Eu me chamo Herlane, sou pernambucana recifense do frevo e do maracatu, filha de Suzane, Hérlon e Ítalo. Sim, dos 3. Esse último é meu padrasto, a quem chamo carinhosamente de painho (nada mais justo, já que ele me criou junto com a minha mãe e ainda por cima teve que suportar toda a minha adolescência, rsrs).

Sou fruto de um amor intenso e puro entre meu pai Hérlon e minha mãe Suzane. Meu pai era mergulhador e morreu no mar aos 22 anos quando o relacionamento com minha mãe estava no auge de pureza e doação. Quando soube da morte dele, minha mãe ainda não sabia que poderia estar grávida, mas ela rezava todos os dias para que estivesse. Ela queria, ela precisava, que ele tivesse deixado nessa terra um fruto do amor dos dois.

E assim eu fui gestada, num momento de luto, saudade, e muito amor. Eu nunca conheci meu pai Hérlon fisicamente, mas sei quem ele é por todas as histórias que me contaram dele. Conheço bem o Hérlon companheiro, o Hérlon filho, o irmão, o sobrinho, o amigo de mergulho. Cresci ouvindo as histórias de amor e saudade que ele deixou.

Minha mãe mesmo profundamente triste, foi capaz de me maternar com todo o amor que ela tinha no coração. Eu mamei até mais de 2 anos, dormia em cama compartilhada, tomava banho de chuveiro em contato pele a pele e volta e meia usava fralda de pano. Tudo o que eu, como doula, tento transmitir às mulheres. Apesar da insatisfação e rebeldia da adolescência, apenas hoje eu sei, eu sinto, que ela me deu tudo que eu precisava para conquistar todo o resto. Ela me deu seu mais dedicado amor. E eu terei eterna gratidão por isso.

O florescer

Depois de casar com meu pai Ítalo, minha mãe e eu fomos morar em João Pessoa, Paraíba. Ainda lá em 2012 entrei na faculdade para o curso de Direito na Universidade Federal da Paraíba. Todos entendiam que era o curso perfeito para a fervorosa Herlane adolescente (rsrs). Quem me vê hoje calma e pacata talvez não consiga imaginar essa Herlane, mas na verdade que eu sou sagitariana, com ascendente em áries e lua em áries, ou seja, PURO FOGO. Só analisando o resto do meu mapa para entender o quanto eu tive que trabalhar para abrandar o coração e não me queimar inteira até aqui.

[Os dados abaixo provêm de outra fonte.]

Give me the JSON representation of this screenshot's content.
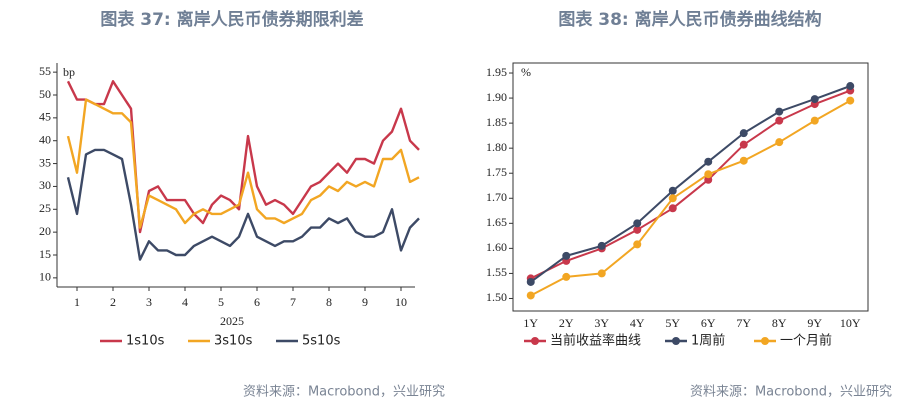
{
  "chart_data": [
    {
      "type": "line",
      "title": "图表 37: 离岸人民币债券期限利差",
      "y_unit": "bp",
      "x_label": "2025",
      "source": "资料来源：Macrobond，兴业研究",
      "categories": [
        null,
        "1",
        null,
        null,
        null,
        "2",
        null,
        null,
        null,
        "3",
        null,
        null,
        null,
        "4",
        null,
        null,
        null,
        "5",
        null,
        null,
        null,
        "6",
        null,
        null,
        null,
        "7",
        null,
        null,
        null,
        "8",
        null,
        null,
        null,
        "9",
        null,
        null,
        null,
        "10",
        null,
        null
      ],
      "series": [
        {
          "name": "1s10s",
          "color": "#c8384b",
          "values": [
            53,
            49,
            49,
            48,
            48,
            53,
            50,
            47,
            20,
            29,
            30,
            27,
            27,
            27,
            24,
            22,
            26,
            28,
            27,
            25,
            41,
            30,
            26,
            27,
            26,
            24,
            27,
            30,
            31,
            33,
            35,
            33,
            36,
            36,
            35,
            40,
            42,
            47,
            40,
            38
          ]
        },
        {
          "name": "3s10s",
          "color": "#f2a623",
          "values": [
            41,
            33,
            49,
            48,
            47,
            46,
            46,
            44,
            21,
            28,
            27,
            26,
            25,
            22,
            24,
            25,
            24,
            24,
            25,
            26,
            33,
            25,
            23,
            23,
            22,
            23,
            24,
            27,
            28,
            30,
            29,
            31,
            30,
            31,
            30,
            36,
            36,
            38,
            31,
            32
          ]
        },
        {
          "name": "5s10s",
          "color": "#3d4a66",
          "values": [
            32,
            24,
            37,
            38,
            38,
            37,
            36,
            26,
            14,
            18,
            16,
            16,
            15,
            15,
            17,
            18,
            19,
            18,
            17,
            19,
            24,
            19,
            18,
            17,
            18,
            18,
            19,
            21,
            21,
            23,
            22,
            23,
            20,
            19,
            19,
            20,
            25,
            16,
            21,
            23
          ]
        }
      ],
      "ylim": [
        8,
        57
      ],
      "yticks": [
        10,
        15,
        20,
        25,
        30,
        35,
        40,
        45,
        50,
        55
      ],
      "markers": false,
      "frame": false
    },
    {
      "type": "line",
      "title": "图表 38: 离岸人民币债券曲线结构",
      "y_unit": "%",
      "source": "资料来源：Macrobond，兴业研究",
      "categories": [
        "1Y",
        "2Y",
        "3Y",
        "4Y",
        "5Y",
        "6Y",
        "7Y",
        "8Y",
        "9Y",
        "10Y"
      ],
      "series": [
        {
          "name": "当前收益率曲线",
          "color": "#c8384b",
          "values": [
            1.54,
            1.575,
            1.6,
            1.637,
            1.68,
            1.737,
            1.807,
            1.855,
            1.888,
            1.915
          ]
        },
        {
          "name": "1周前",
          "color": "#3d4a66",
          "values": [
            1.533,
            1.585,
            1.605,
            1.65,
            1.715,
            1.773,
            1.83,
            1.873,
            1.898,
            1.924
          ]
        },
        {
          "name": "一个月前",
          "color": "#f2a623",
          "values": [
            1.506,
            1.543,
            1.55,
            1.608,
            1.7,
            1.748,
            1.775,
            1.812,
            1.855,
            1.895
          ]
        }
      ],
      "ylim": [
        1.475,
        1.97
      ],
      "yticks": [
        {
          "value": 1.5,
          "label": "1.50"
        },
        {
          "value": 1.55,
          "label": "1.55"
        },
        {
          "value": 1.6,
          "label": "1.60"
        },
        {
          "value": 1.65,
          "label": "1.65"
        },
        {
          "value": 1.7,
          "label": "1.70"
        },
        {
          "value": 1.75,
          "label": "1.75"
        },
        {
          "value": 1.8,
          "label": "1.80"
        },
        {
          "value": 1.85,
          "label": "1.85"
        },
        {
          "value": 1.9,
          "label": "1.90"
        },
        {
          "value": 1.95,
          "label": "1.95"
        }
      ],
      "markers": true,
      "frame": true
    }
  ]
}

E quem me ajudou nesse processo está a 1 passo de entrar nessa história. Foi durante a faculdade que eu conheci meu agora marido. O Iuri é músico, pianista, professor, um artista do coração cheio de suavidade e poesia. Ele foi o aquariano que soprou os ventos certos do meu espírito, me ajudando a arejar a cabeça quente. Fomos tomados por um amor tranquilo e seguro, que me permitiu uma experiência profunda de despertar do feminino. Inspirada pela sua devoção, eu passei a honrar e admirar todas as expressões do meu ser mulher.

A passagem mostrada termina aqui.